Scientific classification
- Kingdom: Plantae
- Clade: Tracheophytes
- Clade: Angiosperms
- Clade: Eudicots
- Clade: Rosids
- Order: Fagales
- Family: Fagaceae
- Genus: Castanopsis
- Species: C. javanica
- Binomial name: Castanopsis javanica (Blume) A.DC.
- Synonyms: Castanea javanica (Blume) Blume; Castanea montana Blume; Castanopsis discocarpa (Hance) Hance; Castanopsis lentiginosa E.F.Warb.; Castanopsis penangensis A.Camus; Fagus javanica Blume; Pasania discocarpa (Hance) Gamble; Quercus discocarpa Hance; Quercus javanica (Blume) Drake; Synaedrys discocarpa (Hance) Koidz.;

= Castanopsis javanica =

- Genus: Castanopsis
- Species: javanica
- Authority: (Blume) A.DC.
- Conservation status: LC
- Synonyms: Castanea javanica , Castanea montana , Castanopsis discocarpa , Castanopsis lentiginosa , Castanopsis penangensis , Fagus javanica , Pasania discocarpa , Quercus discocarpa , Quercus javanica , Synaedrys discocarpa

Species of tree

Castanopsis javanica, the Javan chestnut-oak, is a tree in the beech family Fagaceae. The specific epithet javanica is from the Latin, meaning "of Java".

==Description==
Castanopsis javanica grows as a tree up to 40 m tall with a trunk diameter of up to 100 cm. The brown bark is smooth or scaly. The coriaceous leaves measure up to 13 cm long. Its discoid to ovoid nuts measure up to 2.5 cm long.

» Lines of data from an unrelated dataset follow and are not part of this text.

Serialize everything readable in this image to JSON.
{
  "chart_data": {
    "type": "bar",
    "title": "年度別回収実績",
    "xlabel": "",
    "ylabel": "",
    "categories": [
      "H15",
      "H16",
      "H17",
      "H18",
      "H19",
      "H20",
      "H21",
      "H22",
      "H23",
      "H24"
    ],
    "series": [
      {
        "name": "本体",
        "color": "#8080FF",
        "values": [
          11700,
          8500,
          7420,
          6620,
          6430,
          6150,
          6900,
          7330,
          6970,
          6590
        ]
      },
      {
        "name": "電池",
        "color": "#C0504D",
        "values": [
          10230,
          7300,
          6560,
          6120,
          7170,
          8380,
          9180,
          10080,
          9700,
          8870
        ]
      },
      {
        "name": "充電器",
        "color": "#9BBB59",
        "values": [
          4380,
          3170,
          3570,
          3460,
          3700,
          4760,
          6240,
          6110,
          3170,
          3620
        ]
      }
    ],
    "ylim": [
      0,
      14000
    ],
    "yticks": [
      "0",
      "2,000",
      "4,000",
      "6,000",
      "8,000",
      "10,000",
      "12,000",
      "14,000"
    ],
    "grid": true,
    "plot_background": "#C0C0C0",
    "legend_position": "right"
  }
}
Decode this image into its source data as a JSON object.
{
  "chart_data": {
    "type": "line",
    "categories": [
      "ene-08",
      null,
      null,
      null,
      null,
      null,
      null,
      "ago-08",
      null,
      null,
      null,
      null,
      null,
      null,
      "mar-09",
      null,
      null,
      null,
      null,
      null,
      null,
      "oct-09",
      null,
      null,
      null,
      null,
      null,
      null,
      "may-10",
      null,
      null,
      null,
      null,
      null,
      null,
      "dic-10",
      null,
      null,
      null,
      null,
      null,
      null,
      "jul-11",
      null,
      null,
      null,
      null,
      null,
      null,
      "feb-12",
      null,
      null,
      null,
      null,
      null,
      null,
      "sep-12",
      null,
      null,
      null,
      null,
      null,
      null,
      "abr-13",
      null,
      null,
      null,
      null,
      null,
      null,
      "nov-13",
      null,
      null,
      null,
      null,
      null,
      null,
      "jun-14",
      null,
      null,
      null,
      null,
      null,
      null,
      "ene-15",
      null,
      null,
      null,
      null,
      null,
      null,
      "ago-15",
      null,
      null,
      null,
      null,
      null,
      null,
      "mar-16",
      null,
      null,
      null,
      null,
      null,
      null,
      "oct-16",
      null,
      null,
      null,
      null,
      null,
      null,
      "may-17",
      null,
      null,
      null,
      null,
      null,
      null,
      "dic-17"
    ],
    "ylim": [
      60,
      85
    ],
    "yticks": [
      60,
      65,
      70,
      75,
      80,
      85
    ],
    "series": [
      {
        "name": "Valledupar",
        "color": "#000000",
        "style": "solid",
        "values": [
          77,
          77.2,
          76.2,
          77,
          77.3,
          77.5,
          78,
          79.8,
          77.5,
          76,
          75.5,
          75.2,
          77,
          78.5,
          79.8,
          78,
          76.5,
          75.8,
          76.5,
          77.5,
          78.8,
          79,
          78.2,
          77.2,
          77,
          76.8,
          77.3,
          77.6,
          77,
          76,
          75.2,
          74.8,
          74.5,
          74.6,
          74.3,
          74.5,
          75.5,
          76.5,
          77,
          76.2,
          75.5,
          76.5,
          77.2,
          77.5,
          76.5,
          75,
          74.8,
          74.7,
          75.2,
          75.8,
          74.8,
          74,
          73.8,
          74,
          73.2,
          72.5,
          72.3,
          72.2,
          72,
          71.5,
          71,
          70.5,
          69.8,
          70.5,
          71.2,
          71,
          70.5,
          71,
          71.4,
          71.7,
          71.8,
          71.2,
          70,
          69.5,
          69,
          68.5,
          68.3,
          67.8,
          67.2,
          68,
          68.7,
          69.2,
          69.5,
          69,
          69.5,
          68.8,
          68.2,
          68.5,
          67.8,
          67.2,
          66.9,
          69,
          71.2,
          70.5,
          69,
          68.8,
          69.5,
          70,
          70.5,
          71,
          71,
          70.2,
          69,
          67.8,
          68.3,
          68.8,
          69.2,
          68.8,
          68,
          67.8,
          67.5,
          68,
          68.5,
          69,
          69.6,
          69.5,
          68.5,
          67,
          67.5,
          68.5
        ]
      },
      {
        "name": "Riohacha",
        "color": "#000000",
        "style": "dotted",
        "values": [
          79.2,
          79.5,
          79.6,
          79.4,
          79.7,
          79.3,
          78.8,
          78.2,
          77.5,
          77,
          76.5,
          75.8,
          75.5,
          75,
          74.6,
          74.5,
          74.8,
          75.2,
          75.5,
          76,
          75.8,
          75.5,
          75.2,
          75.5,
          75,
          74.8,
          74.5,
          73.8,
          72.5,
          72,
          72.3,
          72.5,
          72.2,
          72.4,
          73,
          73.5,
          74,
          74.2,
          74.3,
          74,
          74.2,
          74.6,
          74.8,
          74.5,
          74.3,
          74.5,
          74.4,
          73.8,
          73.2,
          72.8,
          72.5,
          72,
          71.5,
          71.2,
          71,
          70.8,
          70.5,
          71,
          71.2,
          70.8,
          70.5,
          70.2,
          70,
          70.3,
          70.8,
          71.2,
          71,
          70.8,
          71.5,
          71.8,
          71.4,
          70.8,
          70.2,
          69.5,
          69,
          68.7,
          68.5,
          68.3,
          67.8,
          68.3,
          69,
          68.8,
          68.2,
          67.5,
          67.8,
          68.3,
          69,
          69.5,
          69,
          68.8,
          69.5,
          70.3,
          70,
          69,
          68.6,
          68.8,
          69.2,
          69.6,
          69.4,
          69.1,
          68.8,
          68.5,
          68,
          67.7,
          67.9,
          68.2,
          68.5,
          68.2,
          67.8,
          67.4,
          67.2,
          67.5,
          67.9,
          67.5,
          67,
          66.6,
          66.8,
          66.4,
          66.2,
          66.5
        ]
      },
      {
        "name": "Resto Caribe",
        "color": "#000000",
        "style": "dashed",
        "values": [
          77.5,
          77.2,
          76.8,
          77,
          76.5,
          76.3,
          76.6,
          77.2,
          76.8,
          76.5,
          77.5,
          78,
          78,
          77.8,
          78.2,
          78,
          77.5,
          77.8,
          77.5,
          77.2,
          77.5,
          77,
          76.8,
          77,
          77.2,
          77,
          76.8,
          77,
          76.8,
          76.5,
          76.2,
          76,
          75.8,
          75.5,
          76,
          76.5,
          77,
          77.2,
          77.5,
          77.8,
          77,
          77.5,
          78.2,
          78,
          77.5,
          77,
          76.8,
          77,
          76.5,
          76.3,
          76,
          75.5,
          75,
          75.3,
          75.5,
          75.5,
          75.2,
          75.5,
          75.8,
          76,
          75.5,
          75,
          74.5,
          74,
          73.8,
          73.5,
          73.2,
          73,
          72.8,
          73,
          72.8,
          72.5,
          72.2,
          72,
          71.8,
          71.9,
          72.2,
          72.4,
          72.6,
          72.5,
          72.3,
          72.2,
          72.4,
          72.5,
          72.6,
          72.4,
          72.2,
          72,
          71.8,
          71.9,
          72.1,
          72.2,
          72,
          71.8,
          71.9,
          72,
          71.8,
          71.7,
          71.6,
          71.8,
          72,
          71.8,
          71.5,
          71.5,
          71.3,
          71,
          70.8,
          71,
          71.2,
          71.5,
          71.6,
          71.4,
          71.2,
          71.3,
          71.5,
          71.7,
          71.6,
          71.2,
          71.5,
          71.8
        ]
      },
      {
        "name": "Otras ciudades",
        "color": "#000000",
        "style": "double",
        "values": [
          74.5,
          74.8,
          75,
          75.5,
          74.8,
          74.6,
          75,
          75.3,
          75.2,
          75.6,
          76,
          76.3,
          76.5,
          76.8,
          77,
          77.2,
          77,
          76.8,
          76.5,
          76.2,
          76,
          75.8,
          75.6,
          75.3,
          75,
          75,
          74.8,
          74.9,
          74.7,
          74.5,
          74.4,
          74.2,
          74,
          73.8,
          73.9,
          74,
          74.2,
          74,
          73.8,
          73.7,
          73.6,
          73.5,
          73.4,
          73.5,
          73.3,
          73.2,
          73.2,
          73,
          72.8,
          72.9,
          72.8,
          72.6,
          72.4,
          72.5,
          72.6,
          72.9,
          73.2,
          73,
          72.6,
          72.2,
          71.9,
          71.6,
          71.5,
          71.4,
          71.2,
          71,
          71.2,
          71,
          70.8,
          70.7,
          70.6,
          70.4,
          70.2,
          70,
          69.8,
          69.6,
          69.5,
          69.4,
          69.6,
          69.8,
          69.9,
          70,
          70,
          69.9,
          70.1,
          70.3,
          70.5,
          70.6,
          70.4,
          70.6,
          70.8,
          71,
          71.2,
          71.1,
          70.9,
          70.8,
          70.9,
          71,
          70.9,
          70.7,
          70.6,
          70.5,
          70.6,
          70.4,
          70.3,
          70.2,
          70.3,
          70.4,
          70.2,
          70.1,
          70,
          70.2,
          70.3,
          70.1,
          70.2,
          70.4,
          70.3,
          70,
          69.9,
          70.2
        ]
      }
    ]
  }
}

==Distribution and habitat==
Castanopsis javanica grows naturally in Thailand, Borneo, Java, Peninsular Malaysia and Sumatra. Its habitat is hill dipterocarp forests up to 1000 m altitude.

==Uses==
The wood is locally used in construction. The bark can be used in tanning. The nuts are considered edible.